Prosecutors to stay away from court in bid for better conditions
More than 800 attorneys in the State Prosecutor's Office and its districts nationwide will not appear in court debates next Wednesday as part of their struggle for better work conditions.
The attorneys' union head, Boaz Goldberg, said the lawyers will intensify their measures and even go on a general strike unless the justice and finance ministries start negotiating with them on demands they have been making for several years. The lawyers declared a labor dispute as a prelude to a strike four years ago, but the justice and finance ministries have refused to negotiate with them all this time, he said.
The attorneys are demanding a monthly travel allowance for some 300 lawyers who use their own cars to travel to court, a cellular telephone for each one, promotion options and making them partners to structural and organizational changes the Justice Ministry is planning.
"We're trying to stop the brain drain from the state prosecution," says Goldberg, who was appointed union head less that two weeks ago.

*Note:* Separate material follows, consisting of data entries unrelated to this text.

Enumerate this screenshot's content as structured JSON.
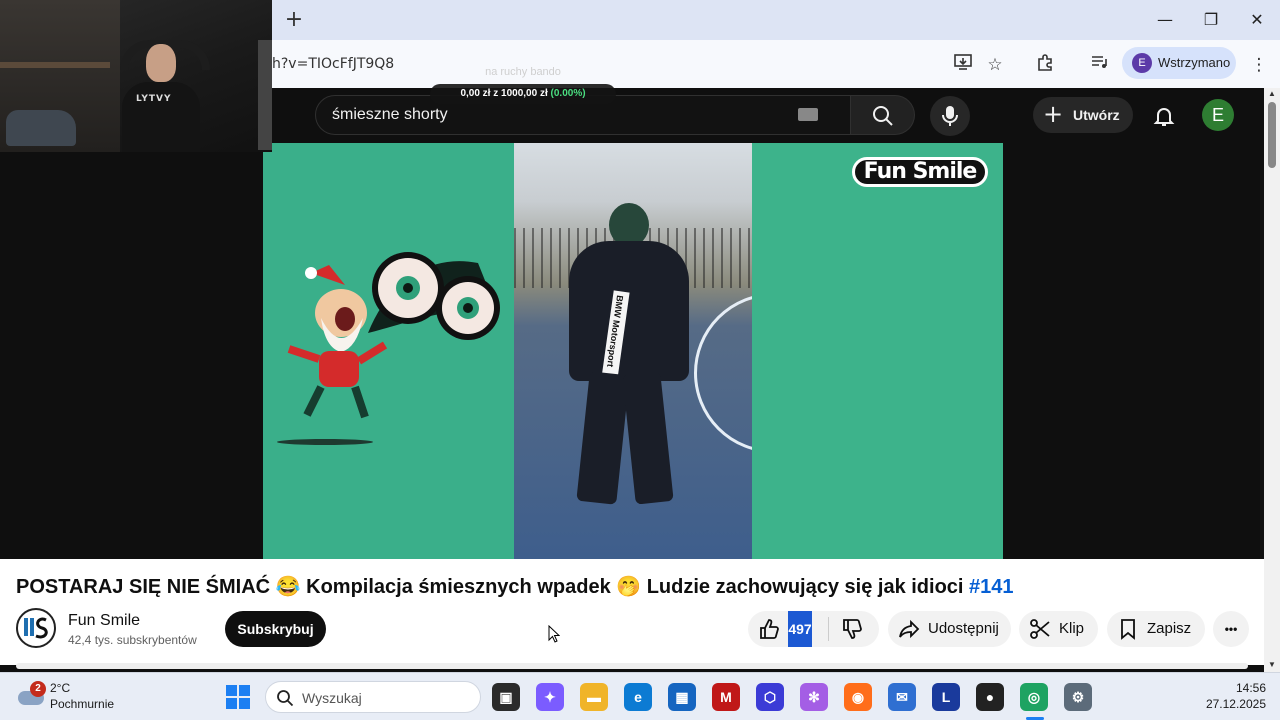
{
  "browser": {
    "new_tab_label": "+",
    "window_controls": {
      "minimize": "—",
      "maximize": "❐",
      "close": "✕"
    },
    "url": "h?v=TIOcFfJT9Q8",
    "profile_initial": "E",
    "profile_status": "Wstrzymano",
    "menu_label": "⋮"
  },
  "stream_overlay": {
    "label": "na ruchy bando",
    "current": "0,00 zł",
    "separator": "z",
    "goal": "1000,00 zł",
    "percent": "(0.00%)",
    "progress": 0.0
  },
  "youtube_header": {
    "search_query": "śmieszne shorty",
    "create_label": "Utwórz",
    "user_initial": "E"
  },
  "video": {
    "watermark": "Fun Smile",
    "hoodie_text": "BMW Motorsport"
  },
  "meta": {
    "title_main": "POSTARAJ SIĘ NIE ŚMIAĆ 😂 Kompilacja śmiesznych wpadek 🤭 Ludzie zachowujący się jak idioci ",
    "title_hashtag": "#141",
    "channel_name": "Fun Smile",
    "subscribers": "42,4 tys. subskrybentów",
    "subscribe_label": "Subskrybuj",
    "like_count": "497",
    "share_label": "Udostępnij",
    "clip_label": "Klip",
    "save_label": "Zapisz",
    "more_label": "•••"
  },
  "webcam": {
    "shirt_text": "LYTVY"
  },
  "taskbar": {
    "weather_badge": "2",
    "temperature": "2°C",
    "condition": "Pochmurnie",
    "search_placeholder": "Wyszukaj",
    "time": "14:56",
    "date": "27.12.2025",
    "apps": [
      {
        "name": "task-view",
        "glyph": "▣",
        "color": "#2b2b2b"
      },
      {
        "name": "copilot",
        "glyph": "✦",
        "color": "#7b5cff"
      },
      {
        "name": "file-explorer",
        "glyph": "▬",
        "color": "#f0b429"
      },
      {
        "name": "edge",
        "glyph": "e",
        "color": "#0c7bd3"
      },
      {
        "name": "store",
        "glyph": "▦",
        "color": "#1565c0"
      },
      {
        "name": "mcafee",
        "glyph": "M",
        "color": "#c01818"
      },
      {
        "name": "shield-app",
        "glyph": "⬡",
        "color": "#3b3bd6"
      },
      {
        "name": "react-app",
        "glyph": "✻",
        "color": "#a45ee5"
      },
      {
        "name": "firefox",
        "glyph": "◉",
        "color": "#ff6d1a"
      },
      {
        "name": "mail",
        "glyph": "✉",
        "color": "#2f6fd1"
      },
      {
        "name": "l-app",
        "glyph": "L",
        "color": "#1a3a9c"
      },
      {
        "name": "obs",
        "glyph": "●",
        "color": "#222"
      },
      {
        "name": "chrome",
        "glyph": "◎",
        "color": "#1ea362"
      },
      {
        "name": "settings",
        "glyph": "⚙",
        "color": "#5c6b7a"
      }
    ]
  }
}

Goldberg, 41, from the state prosecution's Haifa district civil department, started as an intern some 10 years ago.
Dozens of lawyers with about seven years' seniority have left the state prosecution for private practice in recent years, Goldberg estimates. Losing such lawyers means worse representation and legal advice in the civil service, he says.

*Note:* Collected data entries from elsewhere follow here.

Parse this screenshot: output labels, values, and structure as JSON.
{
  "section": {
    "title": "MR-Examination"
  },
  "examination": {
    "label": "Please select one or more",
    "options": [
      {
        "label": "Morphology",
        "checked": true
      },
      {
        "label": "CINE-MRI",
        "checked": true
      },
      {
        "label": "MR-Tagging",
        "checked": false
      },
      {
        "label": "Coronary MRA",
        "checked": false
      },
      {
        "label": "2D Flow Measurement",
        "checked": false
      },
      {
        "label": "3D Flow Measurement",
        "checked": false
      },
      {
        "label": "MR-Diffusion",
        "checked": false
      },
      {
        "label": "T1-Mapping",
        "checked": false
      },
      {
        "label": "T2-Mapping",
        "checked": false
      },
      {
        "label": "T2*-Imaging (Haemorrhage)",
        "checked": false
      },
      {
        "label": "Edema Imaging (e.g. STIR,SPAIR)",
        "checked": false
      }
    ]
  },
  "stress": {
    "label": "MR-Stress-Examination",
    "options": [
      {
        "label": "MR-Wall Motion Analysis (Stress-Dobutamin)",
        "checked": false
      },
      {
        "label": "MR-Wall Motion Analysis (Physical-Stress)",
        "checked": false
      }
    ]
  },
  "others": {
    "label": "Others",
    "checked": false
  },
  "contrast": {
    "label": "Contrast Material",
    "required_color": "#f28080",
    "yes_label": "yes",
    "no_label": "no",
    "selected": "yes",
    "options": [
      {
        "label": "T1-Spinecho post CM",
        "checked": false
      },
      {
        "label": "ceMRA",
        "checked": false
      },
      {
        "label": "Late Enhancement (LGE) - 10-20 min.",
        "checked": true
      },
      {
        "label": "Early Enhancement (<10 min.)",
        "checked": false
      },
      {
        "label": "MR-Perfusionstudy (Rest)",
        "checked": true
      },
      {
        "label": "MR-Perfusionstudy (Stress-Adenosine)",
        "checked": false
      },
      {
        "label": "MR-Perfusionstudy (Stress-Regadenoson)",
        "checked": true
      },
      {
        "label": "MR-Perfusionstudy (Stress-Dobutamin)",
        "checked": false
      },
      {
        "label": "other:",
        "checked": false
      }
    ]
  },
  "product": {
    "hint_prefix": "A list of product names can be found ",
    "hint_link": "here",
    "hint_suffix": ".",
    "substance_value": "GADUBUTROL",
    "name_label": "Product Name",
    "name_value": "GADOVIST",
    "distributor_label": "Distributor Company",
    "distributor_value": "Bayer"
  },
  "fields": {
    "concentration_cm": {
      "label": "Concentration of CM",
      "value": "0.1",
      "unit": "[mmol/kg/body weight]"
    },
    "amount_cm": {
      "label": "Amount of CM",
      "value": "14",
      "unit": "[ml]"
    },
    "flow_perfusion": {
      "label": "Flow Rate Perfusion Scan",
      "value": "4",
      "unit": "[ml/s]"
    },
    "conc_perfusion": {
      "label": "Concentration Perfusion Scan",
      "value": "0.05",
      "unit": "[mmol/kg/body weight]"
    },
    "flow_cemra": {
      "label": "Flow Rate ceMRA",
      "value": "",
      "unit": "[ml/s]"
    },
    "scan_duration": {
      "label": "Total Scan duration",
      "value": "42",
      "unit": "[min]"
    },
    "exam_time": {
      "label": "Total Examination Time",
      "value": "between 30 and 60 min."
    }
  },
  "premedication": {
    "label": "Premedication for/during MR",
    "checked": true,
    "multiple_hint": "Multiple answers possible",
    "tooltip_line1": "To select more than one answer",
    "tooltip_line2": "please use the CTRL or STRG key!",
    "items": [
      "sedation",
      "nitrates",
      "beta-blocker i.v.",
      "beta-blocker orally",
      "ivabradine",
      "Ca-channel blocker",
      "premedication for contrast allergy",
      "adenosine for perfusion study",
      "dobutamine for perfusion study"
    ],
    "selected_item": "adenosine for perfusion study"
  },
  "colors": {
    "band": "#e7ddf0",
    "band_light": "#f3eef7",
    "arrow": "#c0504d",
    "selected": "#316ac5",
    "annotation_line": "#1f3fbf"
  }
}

"It's the seven-year itch," Goldberg says. "That's the average time it takes a lawyer to gain knowledge and experience and win professional recognition. That's when he is looking for professional and economic advancement. Working in the State Prosecutor's Office is very challenging and satisfying. Relatively young attorneys deal with complex cases and come into contact with senior civil service officials. However, in the absence of promotion and professional advancement, the better sort of attorneys abandon ship."
An attorney's gross monthly starting wage is NIS 7,500, including up to 20 hours' overtime, he says. After several years' experience the lawyers want to be promoted to management positions, of which very few are available and they must contend for them with as many as 10 others.
The lawyers' work conditions took a turn for the worse about eight years ago, when the civil service replaced its workers' state-budgeted pension to depositing a monthly sum into a pension fund. The former system gave the lawyers, who received preferential pension terms, an advantage over other civil service workers. This advantage was canceled when the state-budgeted pension was revoked.
Over the past years the number of attorneys in the state prosecution has increased, but the higher-paid management positions have not grown in proportion, causing lawyers to be stuck in middle positions without being able to increase their wages.
In addition, the State Prosecutor's Office introduced structural changes, creating improvised managerial positions that are not better paid. At the same time many lawyers are denied basic work tools such as cellular telephones and travel expenses due to budgetary constraints.
While doctors in the civil service are permitted to have private practices as well, lawyers do not have that option.
Consequently the state prosecution lawyers earn less, have fewer senior positions to aspire to and their advancement options are limited, says Goldberg. The "sense of mission" that brings young lawyers to the state prosecution is not enough to keep them there a few years later, he says.
He admits the state prosecution is a convenient work place, affording tenure among other things. "But it's a myth that lawyers drop their pencils at 4 P.M. and go home. Everyone comes to work between 7 A.M. and 7:30 A.M. When I walk down the corridor at 4 P.M. I see people working, and I'm not the only one in the building as late as 10 P.M. Even those who leave at 4 P.M. take home files to work on," he says.
The Finance Ministry said "the issues are known and familiar. The prosecution is working on the issues and has had achievements in recent years. We hope the dispute will come to an end in the near future."